In all social circles, and even in art circles, there are people who go to the Louvre, walk quickly past a large number of most interesting though secondary pictures, without throwing them so much as a look, and plant themselves, as though in a trance, in front of a Titian or a Raphael, one of those which the engravers art has particularly popularized; then they go out satisfied, as often as not saying to themselves: I know my gallery thoroughly. There are also people who, having once read Bossuet and Racine, think they have got the history of literature at their fingertips.

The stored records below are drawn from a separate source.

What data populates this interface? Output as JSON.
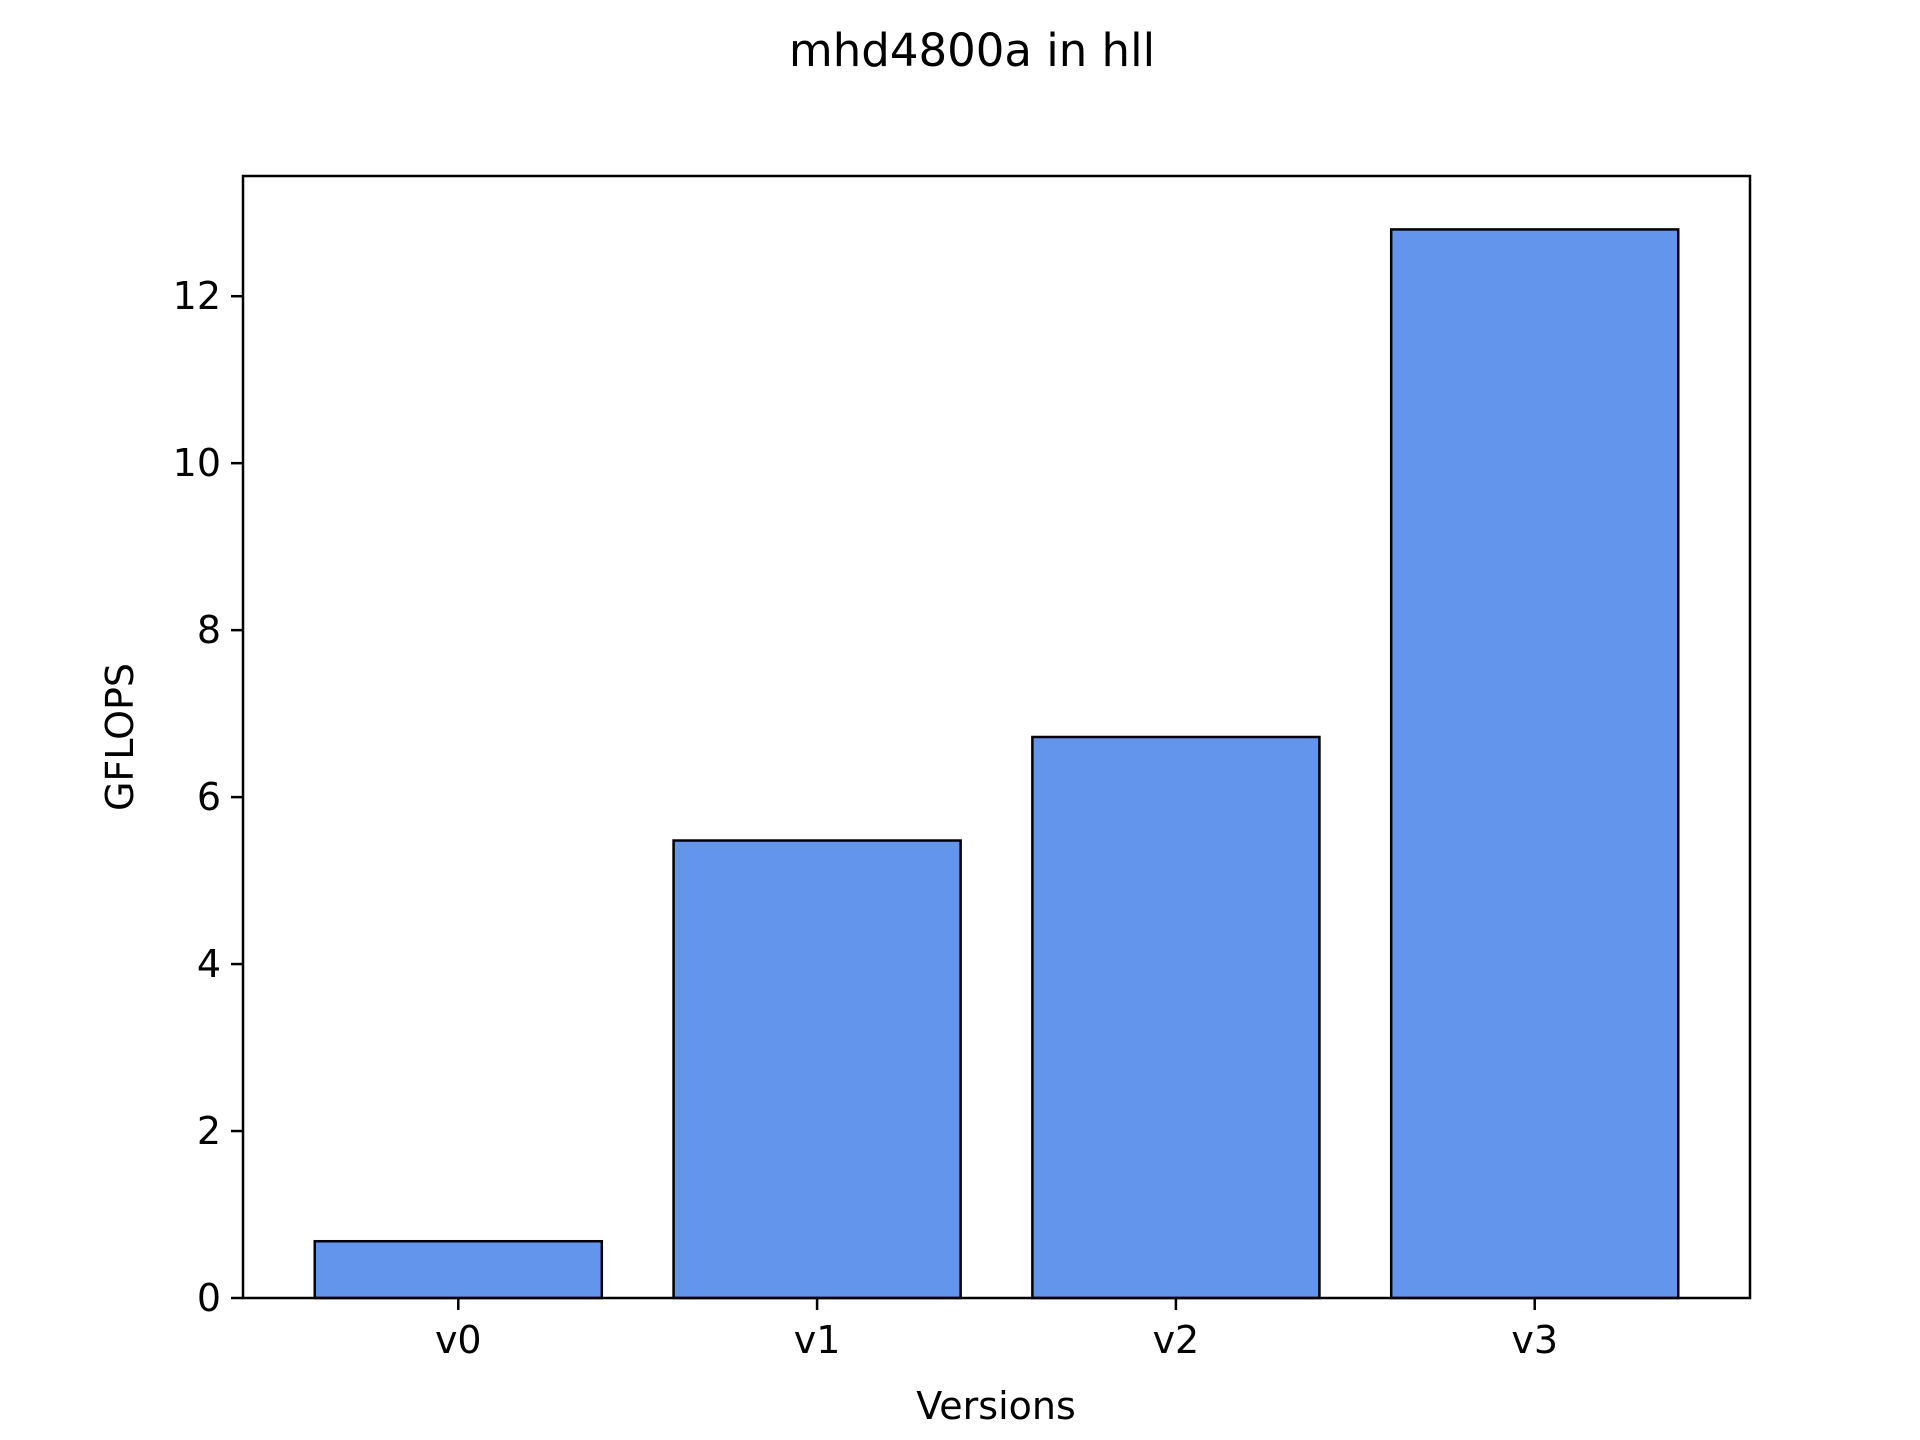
{
  "chart_data": {
    "type": "bar",
    "title": "mhd4800a in hll",
    "xlabel": "Versions",
    "ylabel": "GFLOPS",
    "categories": [
      "v0",
      "v1",
      "v2",
      "v3"
    ],
    "values": [
      0.68,
      5.48,
      6.72,
      12.8
    ],
    "ylim": [
      0,
      13.44
    ],
    "yticks": [
      "0",
      "2",
      "4",
      "6",
      "8",
      "10",
      "12"
    ],
    "grid": false,
    "legend": "none",
    "colors": {
      "bar_fill": "#6495ED",
      "bar_edge": "#000000",
      "axis": "#000000",
      "background": "#ffffff"
    }
  }
}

Happily from time to time knights errant step into the lists critics, art collectors, lovers of the arts, curious-minded idlers who assert that neither Raphael nor Racine has every secret, that minor poets have something to be said for them, substantial and delightful things to their credit, and finally that, however much we may like general beauty, which is expressed by the classical poets and artists, we nonetheless make a mistake to neglect particular beauty, the beauty of circumstance, the description of manners.
I am bound to admit that, for several years now, society has shown some improvement. The value that todays collectors attach to the delightful engraved and coloured trifles of the last century shows that a reaction has begun in the direction needed by the public; Debucourt, the Saint-Aubins and many others have achieved mention in the dictionary of artists worthy of study. But these represent the past, whereas my purpose at this moment is to discuss the painting of our contemporary social scene. The past is interesting, not only because of the beauty that the artists for whom it was the present were able to extract from it, but also as past, for its historical value. The same applies to the present. The pleasure we derive from the representation of the present is due, not only to the beauty it can be clothed in, but also to its essential quality of being the present.
I have here in front of me a series of fashion plates, the earliest dating from the Revolution, the most recent from the Consulate or thereabouts. These costumes, which many thoughtless people, the sort of people who are grave without true gravity, find highly amusing, have a double kind of charm, artistic and historical. They are very often beautiful and wittily drawn, but what to me is at least as important, and what I am glad to find in all or nearly all of them, is the moral attitude and the aesthetic value of the time. The idea of beauty that man creates for himself affects his whole attire, ruffles or stiffens his coat, gives curves or straight lines to his gestures and even, in process of time, subtly penetrates the very features of his face. Man comes in the end to look like his ideal image of himself. These engravings can be translated into beauty or ugliness: in ugliness they become caricatures; in beauty, antique statues.